9月29日(金)は「中秋の名月」です。観月を楽しむ習慣は、平安時代に中国から伝わったとされています。

今年の「中秋の名月」は満月と同じ日となりますが、毎年必ず満月の日になるわけではありません。これは、中秋の名月は太陰太陽暦の日付(新月からの日数)で決まりますが、満月(望)は、太陽、地球、月の位置関係で決まるからです。月の公転軌道は楕円形になっており、新月(朔)から満月(望)までにかかる日数は13.9日から15.6日と変化することが原因です。

●週間天気 25日~28日頃は再び真夏日も 29日の天気は最新情報の確認を

25日(月)の北陸地方も、高気圧に覆われる見込みです。ただ、次第に南から暖かい空気が流れ込んで、気温が上がるでしょう。再び最高気温が30度以上の真夏日となる所もありそうです。

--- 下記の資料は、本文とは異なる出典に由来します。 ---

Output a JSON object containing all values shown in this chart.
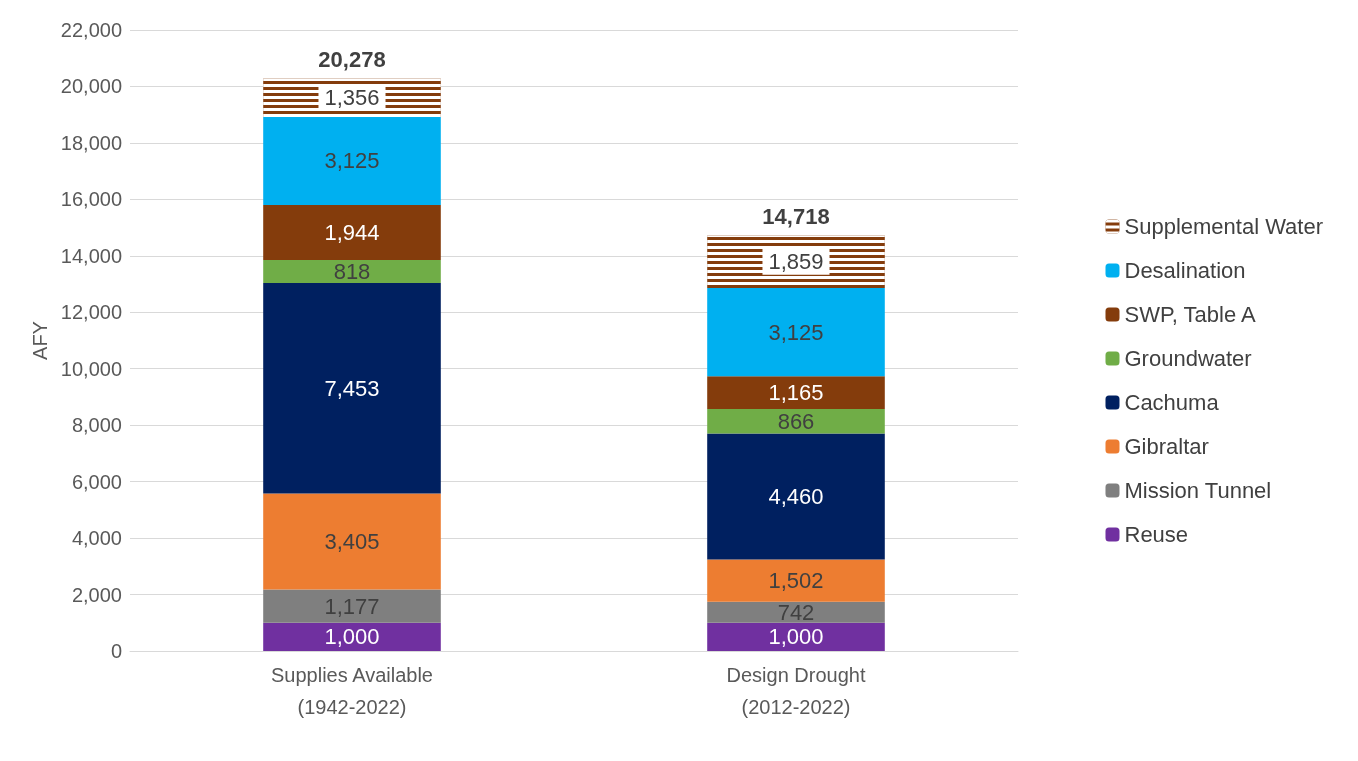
{
  "chart_data": {
    "type": "bar",
    "stacked": true,
    "ylabel": "AFY",
    "categories": [
      "Supplies Available\n(1942-2022)",
      "Design Drought\n(2012-2022)"
    ],
    "series": [
      {
        "name": "Reuse",
        "color": "#7030a0",
        "values": [
          1000,
          1000
        ],
        "value_labels": [
          "1,000",
          "1,000"
        ]
      },
      {
        "name": "Mission Tunnel",
        "color": "#7f7f7f",
        "values": [
          1177,
          742
        ],
        "value_labels": [
          "1,177",
          "742"
        ]
      },
      {
        "name": "Gibraltar",
        "color": "#ed7d31",
        "values": [
          3405,
          1502
        ],
        "value_labels": [
          "3,405",
          "1,502"
        ]
      },
      {
        "name": "Cachuma",
        "color": "#002060",
        "values": [
          7453,
          4460
        ],
        "value_labels": [
          "7,453",
          "4,460"
        ]
      },
      {
        "name": "Groundwater",
        "color": "#70ad47",
        "values": [
          818,
          866
        ],
        "value_labels": [
          "818",
          "866"
        ]
      },
      {
        "name": "SWP, Table A",
        "color": "#843c0c",
        "values": [
          1944,
          1165
        ],
        "value_labels": [
          "1,944",
          "1,165"
        ]
      },
      {
        "name": "Desalination",
        "color": "#00b0f0",
        "values": [
          3125,
          3125
        ],
        "value_labels": [
          "3,125",
          "3,125"
        ]
      },
      {
        "name": "Supplemental Water",
        "color": "#843c0c",
        "values": [
          1356,
          1859
        ],
        "value_labels": [
          "1,356",
          "1,859"
        ]
      }
    ],
    "totals": [
      "20,278",
      "14,718"
    ],
    "ylim": [
      0,
      22000
    ],
    "yticks": [
      0,
      {
        "value": 2000,
        "label": "2,000"
      },
      {
        "value": 4000,
        "label": "4,000"
      },
      {
        "value": 6000,
        "label": "6,000"
      },
      {
        "value": 8000,
        "label": "8,000"
      },
      {
        "value": 10000,
        "label": "10,000"
      },
      {
        "value": 12000,
        "label": "12,000"
      },
      {
        "value": 14000,
        "label": "14,000"
      },
      {
        "value": 16000,
        "label": "16,000"
      },
      {
        "value": 18000,
        "label": "18,000"
      },
      {
        "value": 20000,
        "label": "20,000"
      },
      {
        "value": 22000,
        "label": "22,000"
      }
    ],
    "grid": "y",
    "legend": "right"
  }
}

26日(火)は、前線が大陸方面から次第に日本海までのびる見込みです。天気の崩れはなさそうですが、全般に雲が広がるでしょう。

27日(水)~28日(木)は、秋雨前線が日本海に停滞し、前線上を低気圧が進む見込みです。広い範囲で曇りや雨となるでしょう。前線や低気圧の通過時を中心に雨脚が強まる所があり、雨の降り方には注意して下さい。その一方、前線から離れた地域では、日差しもあり、気温が上がれば真夏日となる暖気がまだ流れ込むでしょう。熱中症にも注意が必要です。

29日(金)は、現時点の予想では前線や低気圧は北陸地方から離れる見込みです。このままの予報であれば「中秋の名月」を楽しむことができそうです。今後も最新の天気予報を確認して下さい。

●インフル患者増加中

インフルエンザは、例年であれば、11~12月ごろから感染が広がるとされています。ただ、2023年は、まだ残暑の厳しい9月から、首都圏や沖縄を中心に感染者が急激に増えています。

厚生労働省によりますと、第37週(令和5年9月11日〜9月17日)のインフルエンザ定点当たり報告数は、全国では「7.03(昨年同期は0.02)」、この他、東京で「11.37」、沖縄で「20.85」と注意報レベルの「10.00」を超える水準となっています。

その一方、福井は「1.62」、石川は「2.81」、富山は「1.06」、新潟は「1.83」と、注意報レベルにはないものの、前週比では増加傾向となっています。

インフルエンザの罹患を予防する為に、最低限の衛生対策として、外から帰ったら、必ず手洗いやうがいをするようにしましょう。また、この時期は夏の疲れが一番出やすい時期となっています。栄養バランスの取れた食事と、十分な睡眠をとるように心がけましょう。このことが、結果的に体の抵抗力を高めることにもつながります。